The area known as The Brambles covered almost four thousand square kilometers on the semitropical side of the fourth continent, Ua Ngumi, which translated roughly meant, "Flower Fist."

Much had been written about The Brambles: that it was the largest briar patch in the galaxy; that it containeddepending upon whom asked-either mankind's salvation or damnation. That it was the most brilliant botany experiment ever conducted. So important an idea was it that the Confederation had left it virtually alone for more than fifty years, no small accomplishment in itself, rather than risk interfering with its mission.

Even stupid Confed officials wanted to live forever.

For the unique plant that formed the dense sticker bush that was The Brambles might hold within its nodular roots the secret to an unlimited life span.

To be sure, there were already drugs that increased productive human lives considerably.

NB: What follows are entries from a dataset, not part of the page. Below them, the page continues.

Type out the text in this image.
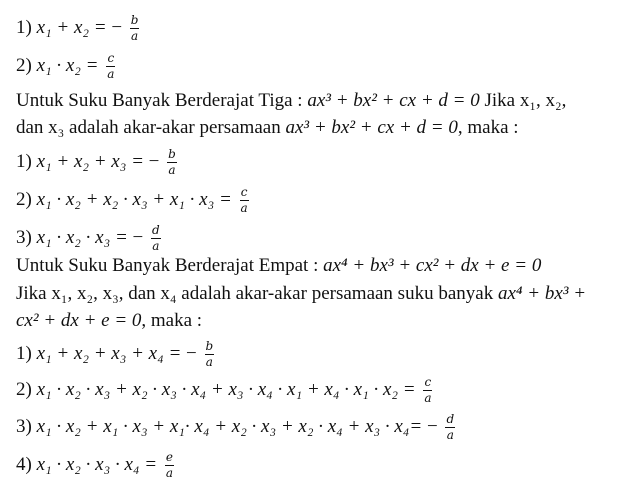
1) x₁ + x₂ = − $\frac{b}{a}$
2) $x_1 \cdot x_2 = \frac{c}{a}$
Untuk Suku Banyak Berderajat Tiga : ax³ + bx² + cx + d = 0 Jika x₁, x₂,
dan x₃ adalah akar-akar persamaan ax³ + bx² + cx + d = 0, maka :
1) x₁ + x₂ + x₃ = − $\frac{b}{a}$
2) $x_1 \cdot x_2 + x_2 \cdot x_3 + x_1 \cdot x_3 = \frac{c}{a}$
3) x₁ · x₂ · x₃ = − $\frac{d}{a}$
Untuk Suku Banyak Berderajat Empat : ax⁴ + bx³ + cx² + dx + e = 0
Jika x₁, x₂, x₃, dan x₄ adalah akar-akar persamaan suku banyak ax⁴ + bx³ +
cx² + dx + e = 0, maka :
1) x₁ + x₂ + x₃ + x₄ = − $\frac{b}{a}$
2) $x_1 \cdot x_2 \cdot x_3 + x_2 \cdot x_3 \cdot x_4 + x_3 \cdot x_4 \cdot x_1 + x_4 \cdot x_1 \cdot x_2 = \frac{c}{a}$
3) $x_1 \cdot x_2 + x_1 \cdot x_3 + x_1\cdot x_4 + x_2 \cdot x_3 + x_2 \cdot x_4 + x_3 \cdot x_4= - \frac{d}{a}$
4) $x_1 \cdot x_2 \cdot x_3 \cdot x_4 = \frac{e}{a}$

The Bindodo vine, the genetic grandmother from which the bramble bush-Uzima edmondia-had been developed, was native to the Green Moon, and its adaptogenic properties had already given mankind and its mues up to a hundred and fifty useful years. That seemed to be the limit, however. Even eliminating most diseases, discounting accidents or murder, anything over a hundred and sixty or eighty T.S. years was still far beyond man's grasp. Past this, normal cells hayflicked and died, and while no "deathhormone" had been discovered, something wore out. Certain cancerous growths could be kept going virtually forever, but though scientists had been trying for hundreds of years, no way to impart the benefits of this growth to people without the side-effects had been uncovered.